Я пришла к источнику смелости, чтобы сделать последнее, ради чего меня привезли на полигон. Толку от этого не будет, но попытаться нужно. Всё равно заставят.
Окунаться в пруд следовало полностью обнажённой. Никаких купальных костюмов, сорочек, халатиков и банных полотенец, которые, войдя в воду, можно выбросить на берег. Я допускала, что настаивая на этом условии, Евгения хотела лишь доставить удовольствие брату, но решила: лучше сделать, как требуют, чем потом винить себя за неудачу.
Ночной воздух был холоден, от чёрной воды веяло стылостью горных ледников. Пруд казался космической бездной, в которой плакали звёзды.
В бездну вели неровные каменные ступени. Я дрожала на верхней, трогала ледяную черноту носком правой ноги, и думала, что никогда не решусь.
Но больше, чем холод, пугали взгляды тайных наблюдателей. Что бы ни обещала Евгения, не было сомнений, что сейчас на меня глядят и Марти с Отсо, и Дитмар и духи знает кто ещё. И я вошла в пруд, чтобы укрыться от этих бесстыдных взглядов.

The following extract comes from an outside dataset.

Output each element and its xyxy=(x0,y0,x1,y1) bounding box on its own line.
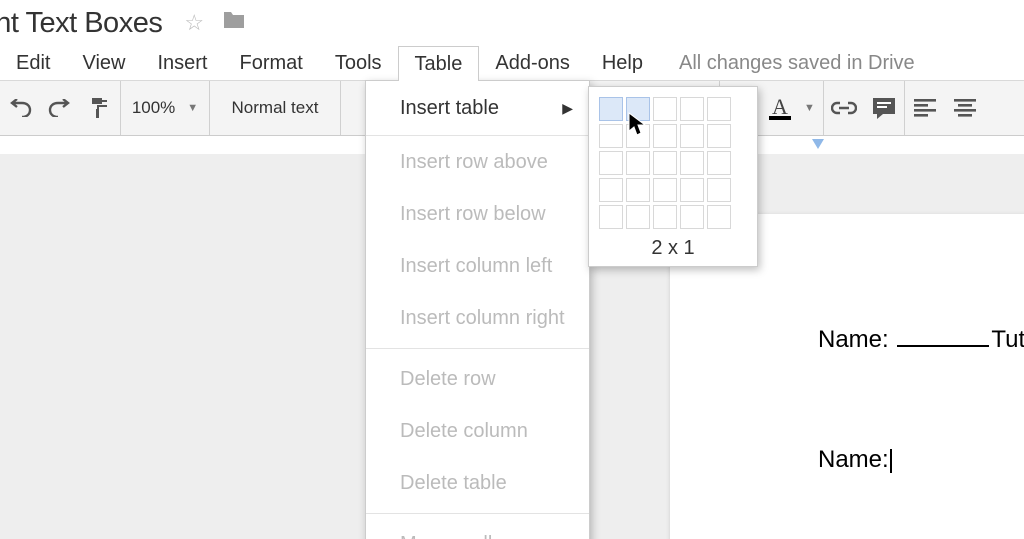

В обжигающе студёной воде на секунду остановилось сердце, прервалось дыхание. Внутри себя я с визгом отдёрнула ногу и кинулась к одежде, к тёплым пледам, которые мне дали с собой. Хотелось завернуться в колючую шерсть, растереть ступни, сесть к огню — и глоток крепкого версента стал бы не лишним.
Но видимая я заходила всё глубже, пока не погрузилась с головой... Это заняло минуты три или четыре, не больше.
Самые долгие минуты в моей жизни.
Самые ледяные...
Потом я и растёрлась, и укуталась, и выпила чаю из термоса. А наутро свалилась с жестокой простудой.
К счастью, на полигоне был доктор-мажисьер, быстро поставивший меня на ноги.
Уже вечером я почувствовала себя лучше и вышла подышать воздухом. Брела, кутаясь в поднятый воротник, ни о чём не думая, и в какой-то момент обнаружила, что рядом, почти вплотную, шагает Дитмар.
Сколько он уже шёл так моей беззвучной тенью?
Увидев, что замечен, мажисьер протянул мне белый цветок с длинными лепестками и мохнатой жёлтой сердцевиной — эдельвейс.
— Редкое растение. Я сорвал его специально для вас вон на той вершине, — он ткнул пальцем куда-то в горы. — Вы, как этот цветок, Верити. Такая же светлая, хрупкая, ранимая и такая же недоступная. Я не понимал, что делаю, не видел, что своим напором уничтожаю то трепетное и прекрасное, что зарождалось между нами, подобно бутону… Я смял и растоптал этот бутон. Теперь вы боитесь меня. Боитесь, ненавидите, презираете. И я не знаю, как это исправить. Наверное, стоило бы оставить вас в покое, забыть… Но я не могу.